Role of MFN2 in bovine embryonic development and the mitigation of ER stress

• Published in: Animal reproduction science Vol. 273; p. 107664
• Main Authors: Shi, Shu-Ming, Hu, Bing, Chi, Zhi-Chao, Qu, Lin-Yi, Liu, Li-Ying, He, Yu-Yan, Jia, Guan-Lin, Li, Jing-Hang, Kong, Ilkeun, Jin, Yong-Xun, Yu, Xian-Feng
• Format: Journal Article
• Language: English
• Published: Netherlands Elsevier B.V 01.02.2025
• Subjects: animal reproduction; Animals; apoptosis; blastocyst; Bovine embryo; cattle; Cattle - embryology; embryo culture; Embryo Culture Techniques - veterinary; embryogenesis; Embryonic Development - genetics; Embryonic Development - physiology; endoplasmic reticulum; Endoplasmic Reticulum Stress - drug effects; Endoplasmic Reticulum Stress - genetics; Endoplasmic Reticulum Stress - physiology; ER stress; Female; fluorescence; Gene Expression Regulation, Developmental - physiology; GTP Phosphohydrolases - genetics; GTP Phosphohydrolases - metabolism; MFN2; mitochondria; Mitochondrial Proteins - genetics; Mitochondrial Proteins - metabolism; Oxidative stress; reactive oxygen species; Reactive Oxygen Species - metabolism; Taurochenodeoxycholic Acid - pharmacology; TUDCA; Western blotting; zygote; ER stress; Oxidative stress; MFN2; Bovine embryo; TUDCA
• ISSN: 0378-4320; 1873-2232; 1873-2232
• DOI: 10.1016/j.anireprosci.2024.107664

This study investigated the role of mitochondrial fusion protein-2 (MFN2) in bovine embryonic development and its relationship with endoplasmic reticulum (ER) stress, aiming to increase the efficiency of in vitro embryo culture. Western blot analysis revealed that MFN2 expression peaked at the 2-cell stage, decreased at the 4-cell stage, and gradually increased from the 6–8-cell stage to the blastocyst stage. Inhibiting MFN2 at the zygote stage reduced blastocyst formation and proliferation, and this damage was partially reversed by the ER stress protective agent TUDCA. MFN2 inhibition also led to the decreased formation of the inner cell mass (ICM) and reduced expression of the totipotent genes CDX2 and SOX2. Additionally, reactive oxygen species (ROS) levels increased following MFN2 inhibition but decreased after TUDCA treatment.
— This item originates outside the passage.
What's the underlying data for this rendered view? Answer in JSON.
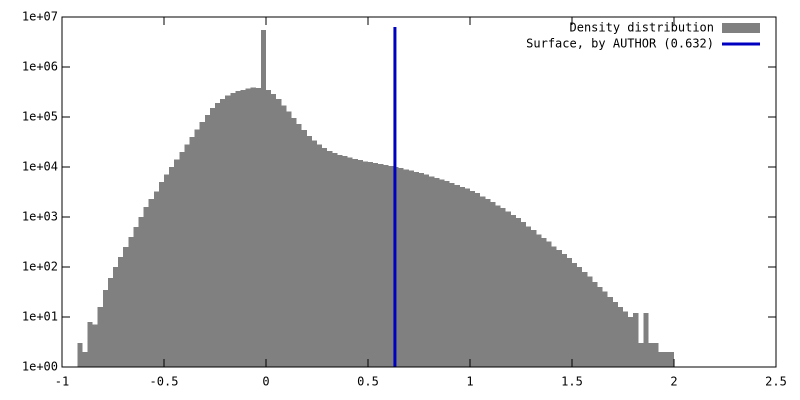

The expression of antioxidative stress-related genes (SOD and CAT) was downregulated after MFN2 inhibition but upregulated following TUDCA treatment. Furthermore, MFN2 inhibition reduced ER fluorescence intensity and increased the expression of UPR signaling markers (GRP78, XBP1, CHOP, IRE1, and ATF6), indicating increased ER stress. TUDCA administration reversed these effects, restoring MFN2 levels and reducing apoptosis. In conclusion, MFN2 is essential for bovine embryonic development because it regulates ER stress and maintains cell function, with MFN2 deficiency leading to developmental disorders and cell damage. ER stress protectors such as TUDCA can effectively mitigate these negative effects, highlighting a potential strategy for improving in vitro embryo culture efficiency. •MFN2 is dynamically expressed during early embryonic development in cattle.•Inhibiting MFN2 impairs early bovine embryo development, pluripotency, and inner cell mass formation, while increasing oxidative stress, ER stress, and apoptosis.•Inhibition of MFN2 damage to the embryo is repaired by TUDCA and can reduce damage to the UPR signaling pathway.